Institution Name: University of Alabama at Birmingham
Submitter Name: Melanie Morris, MD
Authors: Melanie Morris, MD; Lauren Wood, MPH; Emily Simmons, MSN, RN, CNL, FGNLA; Shari Biswal, MSN, RN, PCCN, CNL; David James, DNP, RN-BC, CCNS, LSSGB; Jasmine Vickers, MPH, CHES; John Russell, MBA, CPA; Katrina Booth, MD; and Kellie Flood, MD
Name of the Case Study: A Virtual Acute Care for Elders Program Reduces Hospital Length of Stay
The population in the U.S. is aging; 38 percent of surgeries are performed on older adults. Traditionally, patients are cared for on a surgical ward postoperatively.
Nurses and other members of the interprofessional health care team are trained to provide postoperative care of surgical patients but may not receive special training related to preventing or managing existing geriatric syndromes (in other words, cognitive impairment, delirium, functional decline). Additionally, even if trained, these health care professionals must be working in microsystems that support the delivery of evidence-based geriatric care processes to achieve quality outcomes.
We recognized an opportunity to redesign geriatric care delivery at the microsystem level (a surgical ward) with the goal to provide care that is safe, timely, effective, efficient, equitable, and patient-centered in an older surgical patient population. For this initial project implementation, we specifically wanted to focus on reducing delirium, improving patient mobility, decreasing length of hospital stay, and improving rates of discharge to home.
University of Alabama at Birmingham (UAB) Hospital is a large public hospital and tertiary referral center with almost 1,200 beds. We perform more than 36,000 operations annually. We are the only Level I trauma center in our state. Our hospital is continually full, with 95 to 98 percent occupancy on most days. We have embarked on a throughput initiative to decrease our lengths of stay to create more bed availability to serve more patients in our large catchment area.
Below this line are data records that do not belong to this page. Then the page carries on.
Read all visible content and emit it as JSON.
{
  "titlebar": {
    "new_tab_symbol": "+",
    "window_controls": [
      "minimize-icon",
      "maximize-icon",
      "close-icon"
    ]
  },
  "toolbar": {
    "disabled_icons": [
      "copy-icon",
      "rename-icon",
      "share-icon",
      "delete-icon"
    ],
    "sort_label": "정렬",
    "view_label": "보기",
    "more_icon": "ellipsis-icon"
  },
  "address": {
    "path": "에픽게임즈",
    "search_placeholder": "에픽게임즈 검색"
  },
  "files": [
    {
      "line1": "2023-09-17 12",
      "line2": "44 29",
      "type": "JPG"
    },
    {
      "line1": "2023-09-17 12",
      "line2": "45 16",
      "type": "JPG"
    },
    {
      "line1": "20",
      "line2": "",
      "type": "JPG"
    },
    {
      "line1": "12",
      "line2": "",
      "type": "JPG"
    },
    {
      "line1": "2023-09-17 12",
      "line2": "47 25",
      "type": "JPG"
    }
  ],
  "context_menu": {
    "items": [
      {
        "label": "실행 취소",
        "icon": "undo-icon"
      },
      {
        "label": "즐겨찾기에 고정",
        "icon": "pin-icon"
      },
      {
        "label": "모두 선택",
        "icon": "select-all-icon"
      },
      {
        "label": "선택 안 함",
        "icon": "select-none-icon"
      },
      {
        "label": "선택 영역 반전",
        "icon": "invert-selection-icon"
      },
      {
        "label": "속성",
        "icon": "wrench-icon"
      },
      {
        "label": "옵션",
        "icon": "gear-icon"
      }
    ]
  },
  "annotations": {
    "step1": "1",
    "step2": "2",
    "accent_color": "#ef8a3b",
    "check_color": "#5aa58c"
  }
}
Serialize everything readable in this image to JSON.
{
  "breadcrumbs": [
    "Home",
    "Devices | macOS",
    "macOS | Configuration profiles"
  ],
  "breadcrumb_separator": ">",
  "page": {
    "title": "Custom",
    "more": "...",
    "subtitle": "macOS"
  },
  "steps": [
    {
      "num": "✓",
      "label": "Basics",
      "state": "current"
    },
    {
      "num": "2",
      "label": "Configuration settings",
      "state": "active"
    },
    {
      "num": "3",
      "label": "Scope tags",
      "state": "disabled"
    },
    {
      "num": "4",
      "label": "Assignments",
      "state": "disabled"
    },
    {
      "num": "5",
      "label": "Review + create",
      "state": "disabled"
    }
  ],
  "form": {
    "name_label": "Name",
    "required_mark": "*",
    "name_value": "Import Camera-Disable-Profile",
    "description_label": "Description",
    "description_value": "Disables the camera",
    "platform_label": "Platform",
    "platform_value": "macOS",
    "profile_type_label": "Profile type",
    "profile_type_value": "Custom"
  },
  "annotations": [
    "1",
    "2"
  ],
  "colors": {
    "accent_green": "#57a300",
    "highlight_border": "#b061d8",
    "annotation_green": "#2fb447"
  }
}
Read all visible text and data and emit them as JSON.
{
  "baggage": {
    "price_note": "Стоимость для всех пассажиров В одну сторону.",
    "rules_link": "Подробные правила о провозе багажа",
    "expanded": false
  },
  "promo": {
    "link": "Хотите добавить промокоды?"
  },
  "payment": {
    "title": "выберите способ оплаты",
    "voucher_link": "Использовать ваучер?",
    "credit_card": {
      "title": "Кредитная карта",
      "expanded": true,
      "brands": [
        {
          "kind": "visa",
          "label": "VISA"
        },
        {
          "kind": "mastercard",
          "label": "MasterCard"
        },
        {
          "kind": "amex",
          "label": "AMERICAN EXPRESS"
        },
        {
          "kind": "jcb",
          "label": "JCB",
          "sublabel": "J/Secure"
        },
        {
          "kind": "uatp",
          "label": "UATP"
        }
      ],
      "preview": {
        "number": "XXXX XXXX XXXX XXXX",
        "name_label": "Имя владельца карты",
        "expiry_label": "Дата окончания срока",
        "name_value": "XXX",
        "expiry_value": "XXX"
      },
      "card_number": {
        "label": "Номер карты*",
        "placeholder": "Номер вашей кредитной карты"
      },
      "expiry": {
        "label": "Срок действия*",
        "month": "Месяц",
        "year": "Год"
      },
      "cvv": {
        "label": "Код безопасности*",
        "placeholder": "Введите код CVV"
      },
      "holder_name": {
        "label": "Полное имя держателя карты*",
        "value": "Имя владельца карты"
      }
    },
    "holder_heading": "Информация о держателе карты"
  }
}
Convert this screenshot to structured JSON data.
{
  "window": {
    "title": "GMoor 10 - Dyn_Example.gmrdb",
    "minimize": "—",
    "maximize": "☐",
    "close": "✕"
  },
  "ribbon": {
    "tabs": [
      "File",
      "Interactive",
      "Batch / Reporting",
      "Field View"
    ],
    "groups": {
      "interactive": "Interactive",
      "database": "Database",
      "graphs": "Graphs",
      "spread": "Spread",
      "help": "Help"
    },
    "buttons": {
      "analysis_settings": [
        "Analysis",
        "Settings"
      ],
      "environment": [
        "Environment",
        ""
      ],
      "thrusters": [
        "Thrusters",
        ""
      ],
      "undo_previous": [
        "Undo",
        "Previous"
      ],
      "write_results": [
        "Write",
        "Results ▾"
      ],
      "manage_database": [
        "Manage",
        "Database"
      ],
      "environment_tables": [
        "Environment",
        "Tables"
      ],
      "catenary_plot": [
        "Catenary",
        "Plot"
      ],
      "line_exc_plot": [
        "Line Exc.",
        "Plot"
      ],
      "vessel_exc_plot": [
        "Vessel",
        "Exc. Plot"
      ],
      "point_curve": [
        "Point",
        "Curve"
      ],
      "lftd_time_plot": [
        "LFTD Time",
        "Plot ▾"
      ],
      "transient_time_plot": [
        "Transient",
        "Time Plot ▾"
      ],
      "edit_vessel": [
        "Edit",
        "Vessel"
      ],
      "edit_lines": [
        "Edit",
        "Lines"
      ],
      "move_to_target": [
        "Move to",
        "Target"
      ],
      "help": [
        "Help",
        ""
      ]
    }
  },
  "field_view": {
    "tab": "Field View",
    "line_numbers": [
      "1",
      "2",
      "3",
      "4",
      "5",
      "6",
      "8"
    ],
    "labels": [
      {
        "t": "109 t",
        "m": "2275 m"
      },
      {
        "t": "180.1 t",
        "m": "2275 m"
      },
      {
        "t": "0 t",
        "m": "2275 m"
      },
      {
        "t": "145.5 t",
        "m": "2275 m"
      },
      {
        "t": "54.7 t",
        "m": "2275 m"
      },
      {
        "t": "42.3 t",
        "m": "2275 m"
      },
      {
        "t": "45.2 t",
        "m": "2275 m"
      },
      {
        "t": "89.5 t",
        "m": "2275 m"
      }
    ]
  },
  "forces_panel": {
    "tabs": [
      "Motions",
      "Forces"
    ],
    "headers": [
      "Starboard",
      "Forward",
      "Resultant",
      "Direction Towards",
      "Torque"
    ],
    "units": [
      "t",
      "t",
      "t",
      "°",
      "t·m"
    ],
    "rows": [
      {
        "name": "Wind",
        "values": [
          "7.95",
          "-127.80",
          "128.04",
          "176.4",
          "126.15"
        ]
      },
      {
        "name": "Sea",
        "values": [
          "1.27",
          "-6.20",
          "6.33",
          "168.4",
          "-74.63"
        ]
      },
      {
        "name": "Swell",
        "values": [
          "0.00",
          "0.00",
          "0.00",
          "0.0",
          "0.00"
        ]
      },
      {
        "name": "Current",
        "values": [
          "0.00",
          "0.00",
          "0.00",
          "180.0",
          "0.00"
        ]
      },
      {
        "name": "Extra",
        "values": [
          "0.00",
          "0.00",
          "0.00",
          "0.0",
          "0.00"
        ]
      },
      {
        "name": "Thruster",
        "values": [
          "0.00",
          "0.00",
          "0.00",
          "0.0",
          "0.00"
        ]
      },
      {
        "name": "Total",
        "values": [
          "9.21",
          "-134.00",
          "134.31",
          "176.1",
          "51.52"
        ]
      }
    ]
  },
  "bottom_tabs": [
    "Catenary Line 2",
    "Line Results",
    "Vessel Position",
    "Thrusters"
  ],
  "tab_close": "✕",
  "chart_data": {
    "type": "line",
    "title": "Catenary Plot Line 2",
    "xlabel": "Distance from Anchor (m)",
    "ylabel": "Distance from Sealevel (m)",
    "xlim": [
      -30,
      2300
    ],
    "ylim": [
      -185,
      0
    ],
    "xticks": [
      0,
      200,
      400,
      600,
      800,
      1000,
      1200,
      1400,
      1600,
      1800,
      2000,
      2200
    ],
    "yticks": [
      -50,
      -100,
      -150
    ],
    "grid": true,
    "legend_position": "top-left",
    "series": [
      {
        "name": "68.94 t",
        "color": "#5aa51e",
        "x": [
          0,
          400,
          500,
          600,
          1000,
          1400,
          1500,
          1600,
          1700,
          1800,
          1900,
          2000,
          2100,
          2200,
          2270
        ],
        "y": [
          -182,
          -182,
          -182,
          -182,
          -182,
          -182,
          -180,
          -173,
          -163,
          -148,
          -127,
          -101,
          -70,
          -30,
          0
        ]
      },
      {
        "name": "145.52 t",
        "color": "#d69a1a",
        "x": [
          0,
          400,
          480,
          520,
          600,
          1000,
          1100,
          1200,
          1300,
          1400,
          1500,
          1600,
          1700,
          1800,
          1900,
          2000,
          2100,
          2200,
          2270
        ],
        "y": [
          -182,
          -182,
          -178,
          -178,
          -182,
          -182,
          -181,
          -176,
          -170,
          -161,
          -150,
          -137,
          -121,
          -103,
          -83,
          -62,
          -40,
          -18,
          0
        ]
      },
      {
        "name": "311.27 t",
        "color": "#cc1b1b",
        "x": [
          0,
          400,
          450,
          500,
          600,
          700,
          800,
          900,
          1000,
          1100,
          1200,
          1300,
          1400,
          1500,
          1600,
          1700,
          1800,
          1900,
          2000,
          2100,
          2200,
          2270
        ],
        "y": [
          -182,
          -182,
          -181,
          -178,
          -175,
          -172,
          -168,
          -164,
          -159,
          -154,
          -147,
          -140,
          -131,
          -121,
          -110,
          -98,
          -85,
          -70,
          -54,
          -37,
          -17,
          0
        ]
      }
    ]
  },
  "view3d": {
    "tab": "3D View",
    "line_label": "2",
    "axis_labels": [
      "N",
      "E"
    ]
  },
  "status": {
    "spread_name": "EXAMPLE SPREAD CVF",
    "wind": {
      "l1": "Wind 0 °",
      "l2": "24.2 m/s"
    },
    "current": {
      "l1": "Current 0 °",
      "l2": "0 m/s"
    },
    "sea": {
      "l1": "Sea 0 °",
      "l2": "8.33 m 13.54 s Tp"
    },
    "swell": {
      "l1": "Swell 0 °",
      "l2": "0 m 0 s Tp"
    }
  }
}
UAB Hospital has an Acute Care for Elders (ACE) Unit designed to care for older adults admitted with medical problems to the hospitalist service with daily team meetings that include geriatric physician or nurse practitioner care guidance. The UAB ACE Unit has demonstrated this model increases the delivery of evidence-based geriatric care processes with subsequent reductions in cost and 30-day readmissions.1 This model was used to design the Virtual ACE Intervention with the goal to deliver the core ACE care processes to surgical patients admitted to a surgical ward without the daily presence of a geriatric provider (physician or nurse practitioner).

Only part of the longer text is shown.